Sistematica proteine, Biochimica

Vediamo l'insieme delle proteasi digestive. non ci sono solo proteasi a serina, ci sono anche

proteasi a carbossile, le carbossipeptidasi che invece idrolizzano la proteina a partire dal

carbossiterminale (NON sono proteasi a serina). Perché ci sono tre proteine diverse? Tutti questi

enzimi hanno una specificità di substrato, non tagliano qualsiasi legame peptidico. La tripsina

taglia tutti i legami peptidici preceduti da una lisina: vicino al sito attivo è presente una cavità che

ospita la catena laterale dell'amminoacido precedente al legame peptidico che deve essere

tagliato. La lisina si piazza nella cavità esponendo il legame peptidico al sito attivo, viene tagliato

se sul carbonio alfa di R1 è presente una lisina. La chimotripsina invece lavora con una

fenilalanina, ci sarà una cavità nel caso idrofobica che ospita un fenile di una fenilalanina; queste

cavità saranno disegnate dalla catene dell'enzima stesso, in questo caso amminoacidi idrofobici,

nel caso della tripsina ci sarà un aspartato che lega la lisina. L'elastasi riconosce invece

specificamente l'alanina; è infatti una proteina ricca di piccoli amminoacidi, in particolare alanine,

quindi l'elastasi si è evoluta per tagliare proteine ricche in alanina. La carbossipeptidasi non a

serina riconosce il carbossiterminale qualsiasi esso sia e taglia il legame peptidico precedente al

carbossiterminale.

Principi dell'interazione fra proteine e acidi nucleici

Fa parte del capitolo di riconoscimento delle macromolecole, come nel caso della proteasi,

riconoscimento proteina-proteina, le proteasi riconoscono una catena polipeptidica o nel caso

specifico un amminoacido.
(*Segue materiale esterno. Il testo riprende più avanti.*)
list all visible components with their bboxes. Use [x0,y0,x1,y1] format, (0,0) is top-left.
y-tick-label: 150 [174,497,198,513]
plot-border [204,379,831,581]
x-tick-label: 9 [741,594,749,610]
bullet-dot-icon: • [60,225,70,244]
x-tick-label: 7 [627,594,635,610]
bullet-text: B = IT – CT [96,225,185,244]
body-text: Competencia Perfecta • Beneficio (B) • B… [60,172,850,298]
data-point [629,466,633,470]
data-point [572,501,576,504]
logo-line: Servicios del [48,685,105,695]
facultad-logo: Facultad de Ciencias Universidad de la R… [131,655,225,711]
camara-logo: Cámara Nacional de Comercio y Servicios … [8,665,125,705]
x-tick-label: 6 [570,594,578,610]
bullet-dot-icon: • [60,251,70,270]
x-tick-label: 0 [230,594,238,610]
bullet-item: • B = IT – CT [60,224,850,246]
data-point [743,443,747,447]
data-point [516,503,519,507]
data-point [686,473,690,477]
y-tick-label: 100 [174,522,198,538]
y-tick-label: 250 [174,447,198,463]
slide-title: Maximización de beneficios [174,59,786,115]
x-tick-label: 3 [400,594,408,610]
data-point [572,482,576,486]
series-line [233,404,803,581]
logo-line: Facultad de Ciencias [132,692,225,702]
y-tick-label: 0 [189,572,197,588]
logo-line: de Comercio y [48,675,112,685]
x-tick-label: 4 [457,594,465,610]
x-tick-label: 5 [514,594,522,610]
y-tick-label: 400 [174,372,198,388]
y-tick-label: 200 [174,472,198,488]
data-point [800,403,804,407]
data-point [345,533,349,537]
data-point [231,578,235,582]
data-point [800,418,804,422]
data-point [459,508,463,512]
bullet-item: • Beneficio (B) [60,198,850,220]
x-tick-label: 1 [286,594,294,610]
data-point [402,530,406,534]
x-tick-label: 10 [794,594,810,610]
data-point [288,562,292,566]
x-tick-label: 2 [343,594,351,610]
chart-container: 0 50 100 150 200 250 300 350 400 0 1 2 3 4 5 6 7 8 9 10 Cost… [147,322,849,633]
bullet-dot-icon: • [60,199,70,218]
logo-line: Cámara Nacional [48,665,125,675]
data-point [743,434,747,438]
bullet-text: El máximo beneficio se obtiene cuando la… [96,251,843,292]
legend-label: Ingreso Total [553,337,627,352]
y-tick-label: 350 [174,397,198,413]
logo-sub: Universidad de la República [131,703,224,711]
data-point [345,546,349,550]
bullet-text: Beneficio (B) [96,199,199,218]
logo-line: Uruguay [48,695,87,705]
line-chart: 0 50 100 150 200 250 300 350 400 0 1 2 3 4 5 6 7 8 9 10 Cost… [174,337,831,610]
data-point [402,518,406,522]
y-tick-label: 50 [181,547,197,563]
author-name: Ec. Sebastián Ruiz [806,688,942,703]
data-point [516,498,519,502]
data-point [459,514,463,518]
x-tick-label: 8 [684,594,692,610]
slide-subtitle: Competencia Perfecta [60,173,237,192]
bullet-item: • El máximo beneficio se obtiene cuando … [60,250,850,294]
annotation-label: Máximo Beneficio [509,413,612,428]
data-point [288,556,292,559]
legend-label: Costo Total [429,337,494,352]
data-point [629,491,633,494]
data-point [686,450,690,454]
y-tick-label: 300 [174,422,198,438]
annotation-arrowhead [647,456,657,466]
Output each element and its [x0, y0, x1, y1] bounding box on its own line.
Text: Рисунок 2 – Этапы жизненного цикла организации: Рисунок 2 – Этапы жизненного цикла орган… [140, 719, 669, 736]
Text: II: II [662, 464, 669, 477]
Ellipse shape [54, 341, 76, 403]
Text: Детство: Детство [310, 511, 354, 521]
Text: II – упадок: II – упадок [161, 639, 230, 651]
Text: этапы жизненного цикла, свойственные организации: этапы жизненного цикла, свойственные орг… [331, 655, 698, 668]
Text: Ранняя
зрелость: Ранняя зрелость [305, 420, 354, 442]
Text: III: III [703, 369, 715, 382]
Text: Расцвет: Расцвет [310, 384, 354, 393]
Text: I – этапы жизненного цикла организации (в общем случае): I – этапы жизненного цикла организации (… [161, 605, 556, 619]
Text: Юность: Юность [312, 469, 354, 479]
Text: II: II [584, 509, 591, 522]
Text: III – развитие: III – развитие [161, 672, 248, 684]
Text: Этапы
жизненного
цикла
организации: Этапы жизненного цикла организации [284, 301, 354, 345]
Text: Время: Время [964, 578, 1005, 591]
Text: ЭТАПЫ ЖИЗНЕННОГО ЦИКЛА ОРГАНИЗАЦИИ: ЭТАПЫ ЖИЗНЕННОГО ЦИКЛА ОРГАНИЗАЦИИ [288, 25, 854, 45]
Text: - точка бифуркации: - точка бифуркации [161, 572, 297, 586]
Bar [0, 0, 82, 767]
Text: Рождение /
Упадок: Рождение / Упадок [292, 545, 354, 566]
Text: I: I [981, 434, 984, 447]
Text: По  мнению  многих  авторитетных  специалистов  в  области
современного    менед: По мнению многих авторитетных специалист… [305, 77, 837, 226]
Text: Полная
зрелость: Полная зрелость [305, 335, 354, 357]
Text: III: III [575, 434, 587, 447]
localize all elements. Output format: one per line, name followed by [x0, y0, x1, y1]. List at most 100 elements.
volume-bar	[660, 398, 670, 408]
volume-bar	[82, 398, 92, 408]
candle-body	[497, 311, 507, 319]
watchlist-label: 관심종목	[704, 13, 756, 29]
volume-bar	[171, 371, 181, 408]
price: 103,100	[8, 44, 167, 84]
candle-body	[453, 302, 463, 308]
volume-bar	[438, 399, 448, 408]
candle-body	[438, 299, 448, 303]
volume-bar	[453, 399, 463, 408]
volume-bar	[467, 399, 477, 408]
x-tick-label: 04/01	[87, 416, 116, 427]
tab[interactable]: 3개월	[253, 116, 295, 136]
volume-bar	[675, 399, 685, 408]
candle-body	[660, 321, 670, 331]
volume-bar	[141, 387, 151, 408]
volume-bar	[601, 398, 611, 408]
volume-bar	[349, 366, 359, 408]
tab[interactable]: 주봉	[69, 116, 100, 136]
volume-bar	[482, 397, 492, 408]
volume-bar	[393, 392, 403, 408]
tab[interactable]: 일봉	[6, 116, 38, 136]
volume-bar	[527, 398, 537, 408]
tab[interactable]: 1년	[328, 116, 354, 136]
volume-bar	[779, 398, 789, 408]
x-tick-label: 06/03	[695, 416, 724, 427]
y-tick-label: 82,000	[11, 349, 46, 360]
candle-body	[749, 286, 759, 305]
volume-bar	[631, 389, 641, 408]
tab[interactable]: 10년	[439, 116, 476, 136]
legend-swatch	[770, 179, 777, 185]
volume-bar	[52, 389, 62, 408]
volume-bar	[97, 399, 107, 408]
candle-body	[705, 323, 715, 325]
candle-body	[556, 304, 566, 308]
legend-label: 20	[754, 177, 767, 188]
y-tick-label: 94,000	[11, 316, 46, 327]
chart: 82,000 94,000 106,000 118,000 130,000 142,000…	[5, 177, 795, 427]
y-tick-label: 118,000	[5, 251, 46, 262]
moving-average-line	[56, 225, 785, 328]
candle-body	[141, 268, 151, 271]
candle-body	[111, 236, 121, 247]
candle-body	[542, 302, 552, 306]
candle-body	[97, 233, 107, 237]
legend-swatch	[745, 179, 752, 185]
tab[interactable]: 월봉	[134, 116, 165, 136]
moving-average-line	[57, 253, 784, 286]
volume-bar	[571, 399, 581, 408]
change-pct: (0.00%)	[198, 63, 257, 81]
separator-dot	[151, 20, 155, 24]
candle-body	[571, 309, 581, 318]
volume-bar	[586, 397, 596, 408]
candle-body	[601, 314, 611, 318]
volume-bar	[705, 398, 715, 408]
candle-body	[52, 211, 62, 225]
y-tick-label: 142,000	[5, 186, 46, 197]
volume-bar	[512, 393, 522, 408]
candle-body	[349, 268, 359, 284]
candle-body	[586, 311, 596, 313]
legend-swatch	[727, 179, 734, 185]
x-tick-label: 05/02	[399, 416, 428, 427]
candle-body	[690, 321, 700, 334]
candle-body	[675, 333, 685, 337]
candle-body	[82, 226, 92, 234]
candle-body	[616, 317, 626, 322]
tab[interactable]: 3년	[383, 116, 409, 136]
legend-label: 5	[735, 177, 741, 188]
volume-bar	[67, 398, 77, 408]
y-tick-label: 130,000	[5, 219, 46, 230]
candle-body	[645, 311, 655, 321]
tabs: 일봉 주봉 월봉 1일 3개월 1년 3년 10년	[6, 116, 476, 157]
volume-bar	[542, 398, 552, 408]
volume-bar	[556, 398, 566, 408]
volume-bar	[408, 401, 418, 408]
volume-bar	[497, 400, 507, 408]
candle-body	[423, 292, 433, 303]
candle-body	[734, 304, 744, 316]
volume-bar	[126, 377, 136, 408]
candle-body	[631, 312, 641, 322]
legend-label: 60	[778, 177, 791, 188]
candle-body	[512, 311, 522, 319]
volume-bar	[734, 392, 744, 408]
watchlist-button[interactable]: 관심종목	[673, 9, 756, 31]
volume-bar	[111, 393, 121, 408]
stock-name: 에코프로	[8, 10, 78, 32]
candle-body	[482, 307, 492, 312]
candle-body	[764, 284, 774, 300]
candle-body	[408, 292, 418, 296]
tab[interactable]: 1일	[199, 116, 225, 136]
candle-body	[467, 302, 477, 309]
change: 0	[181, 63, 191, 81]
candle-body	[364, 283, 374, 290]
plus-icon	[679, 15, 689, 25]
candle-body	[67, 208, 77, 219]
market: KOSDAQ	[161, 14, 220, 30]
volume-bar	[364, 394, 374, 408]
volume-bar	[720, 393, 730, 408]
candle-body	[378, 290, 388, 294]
Nell'interazione acidi nucleici-proteine la situazione è simile, però si

veste di una certa complessità. Ad esempio le nucleasi di restrizione riconoscono delle sequenze

specifiche. Come fanno? Ad esempio tutti i fattori di trascrizione, gli attivatori, fattori che agiscono

col dna. Queste proteine devono riconoscere la sequenza di basi sulla doppia elica. Le strutture

più comuni, dna di tipo b, con un solco maggiore e un solco minore, solchi determinati dalla catena

di polifosfati; dna di tipo a, in cui i solchi sono equispaziati, dna telomerico; dna supercompattato, o

tipo z, esiste solo un solco, il solco maggiore, però nella maggior parte dei casi il dna più frequente

è quello di tipo b, con un solco maggiore e un solco minore. Un fattore di trascrizione che

riconosce una sequenza di dna ha a disposizione solco maggiore e solco minore; le basi azotate

sono accoppiate da legami idrogeno, due fra A e T e tre fra C e G. Nei solchi si affacciano i margini

laterali delle coppie di basi, ci saranno degli atomi che sono al di sopra o al di sotto che sono

visibili sul solco maggiore o sul solco minore. Sono questi atomi che le proteine riconoscono.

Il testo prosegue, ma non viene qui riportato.